The goal, said Nunatsiavut Deputy Minister Jim Goudie, is nothing less than equal decision‑making power.
Goudie said their work with Parks Canada on a proposed marine protected area is aimed at 'true co‑governance, where our president has the same decision‑making authority as the federal minister.'
Nikki van Oirschot, chief of Caldwell First Nation, said that for Ojibway National Urban Park to be truly co‑governed, it must include firm commitments for long‑term ecological monitoring, guaranteed funding for the Nation's Land Guardian program and decision‑making rules that cannot be bypassed or overturned by a federal minister.
Without those safeguards, 'co‑governance commitments could remain aspirational rather than actionable,' she warned.
The urban park is envisioned as a place of learning, where young people gain land‑based skills and conservation knowledge from elders and visitors see that Indigenous presence is alive and ongoing, Oirschot said.

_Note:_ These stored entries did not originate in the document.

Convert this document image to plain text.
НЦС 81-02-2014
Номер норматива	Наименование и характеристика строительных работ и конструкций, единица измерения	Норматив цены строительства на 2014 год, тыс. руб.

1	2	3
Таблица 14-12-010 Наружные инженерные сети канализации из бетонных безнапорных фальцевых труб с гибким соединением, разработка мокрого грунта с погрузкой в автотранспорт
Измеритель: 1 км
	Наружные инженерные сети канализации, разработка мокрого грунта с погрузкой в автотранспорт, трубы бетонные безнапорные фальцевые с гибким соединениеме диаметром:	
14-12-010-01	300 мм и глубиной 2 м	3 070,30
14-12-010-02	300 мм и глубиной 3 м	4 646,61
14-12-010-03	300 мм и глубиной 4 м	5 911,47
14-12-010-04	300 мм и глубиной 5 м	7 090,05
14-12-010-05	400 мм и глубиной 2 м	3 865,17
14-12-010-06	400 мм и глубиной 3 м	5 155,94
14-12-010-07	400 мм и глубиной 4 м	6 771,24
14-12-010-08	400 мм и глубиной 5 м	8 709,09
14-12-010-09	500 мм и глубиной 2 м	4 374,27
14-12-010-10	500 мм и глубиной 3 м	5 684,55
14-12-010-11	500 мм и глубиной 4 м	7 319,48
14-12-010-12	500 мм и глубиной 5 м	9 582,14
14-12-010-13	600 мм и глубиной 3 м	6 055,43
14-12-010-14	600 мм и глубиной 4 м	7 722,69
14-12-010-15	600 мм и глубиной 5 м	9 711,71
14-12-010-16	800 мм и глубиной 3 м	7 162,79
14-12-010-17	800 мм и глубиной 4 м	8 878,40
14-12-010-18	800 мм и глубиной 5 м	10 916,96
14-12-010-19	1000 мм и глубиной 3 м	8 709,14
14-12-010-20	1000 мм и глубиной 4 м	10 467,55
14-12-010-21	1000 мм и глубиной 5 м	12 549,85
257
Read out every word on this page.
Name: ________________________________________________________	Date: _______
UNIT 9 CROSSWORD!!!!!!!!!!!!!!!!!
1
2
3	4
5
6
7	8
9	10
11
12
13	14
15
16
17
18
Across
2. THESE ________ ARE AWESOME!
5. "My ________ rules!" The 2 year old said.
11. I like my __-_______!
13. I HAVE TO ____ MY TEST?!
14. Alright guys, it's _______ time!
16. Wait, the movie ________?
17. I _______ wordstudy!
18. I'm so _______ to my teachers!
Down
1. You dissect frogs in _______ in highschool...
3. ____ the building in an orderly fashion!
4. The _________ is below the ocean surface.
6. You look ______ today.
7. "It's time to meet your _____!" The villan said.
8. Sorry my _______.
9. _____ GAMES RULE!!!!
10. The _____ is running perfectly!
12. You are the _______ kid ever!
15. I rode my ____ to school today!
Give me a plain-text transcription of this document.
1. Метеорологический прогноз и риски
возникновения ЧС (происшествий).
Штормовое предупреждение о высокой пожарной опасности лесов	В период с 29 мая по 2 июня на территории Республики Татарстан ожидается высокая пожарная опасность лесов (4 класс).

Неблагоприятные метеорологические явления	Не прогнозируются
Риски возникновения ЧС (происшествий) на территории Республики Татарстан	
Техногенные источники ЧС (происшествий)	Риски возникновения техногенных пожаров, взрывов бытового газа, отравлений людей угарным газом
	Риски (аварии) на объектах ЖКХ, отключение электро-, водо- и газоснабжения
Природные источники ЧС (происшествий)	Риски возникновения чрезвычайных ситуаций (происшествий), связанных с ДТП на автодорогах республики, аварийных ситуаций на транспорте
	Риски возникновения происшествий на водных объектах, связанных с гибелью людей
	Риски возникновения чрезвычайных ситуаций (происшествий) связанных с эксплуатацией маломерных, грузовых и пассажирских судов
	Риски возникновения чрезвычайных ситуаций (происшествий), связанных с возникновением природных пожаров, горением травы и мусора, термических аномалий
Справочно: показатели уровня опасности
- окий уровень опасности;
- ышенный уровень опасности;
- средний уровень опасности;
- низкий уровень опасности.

While Parks Canada works to meet the national target of conserving 30 per cent of land and waters by 2030, the focus is on how those targets are met.
'It's really important that we continue to push towards 2030 but it's also really important that we do this work in a way that upholds our values when it comes to reconciliation and decolonization of the Protected Area establishment,' Cardinal said.
Oirschot said success will be measured by the lasting relationships it builds — between people and the land, and between nations and the Crown.
'The ONUP landscape includes some of the last remaining tallgrass prairie and black oak savannah in Canada — ecosystems that are ecologically rare and culturally significant. These lands are not just habitats for species-at-risk, they are home to our stories, our medicines and our ancestors,' Oirschot said.
Goudie called the current relationship 'excellent' compared to the past and said Parks Canada staff is 'actively trying to make sure reconciliation is not a buzzword, but actually being put into practice.'
The agency's approach is a marked improvement from past decades, when the federal government often unilaterally chose park locations, displacing Indigenous people and cutting them off from their lands.
'There simply cannot be a new park or protected area in Canada that is not co‑managed by Indigenous peoples. I don't think there ever will be again,' said Chris Rider, national conservation director with the Canadian Parks and Wilderness Society.
Still, there are hurdles. Rider pointed to lengthy delays in securing federal funding once agreements are made. In one case, he said, it took two years from the public commitment to a new park before the money was announced.
'That's two years a community is waiting for certainty, and it undermines confidence,' he said.
Much of the recent progress has been supported by the federal Enhanced Nature Legacy Fund, which is set to expire in April 2026. Without renewed financing, Rider warned, 'it's going to be incredibly difficult for Parks Canada to continue to deliver.'
Parks Canada has also used federal funding to expand Indigenous Guardian programs — local stewardship jobs that put 'moccasins and mukluks on the ground' — but Cardinal said they are continuing to work to make funding more accessible and better aligned with the scope of the work.
'We're still in that negotiation. Things just started … so maybe two years down the road, I won't be so happy, but at this point, I have to be cautiously optimistic that we'll see the dollars that hopefully we negotiate,' Goudie said.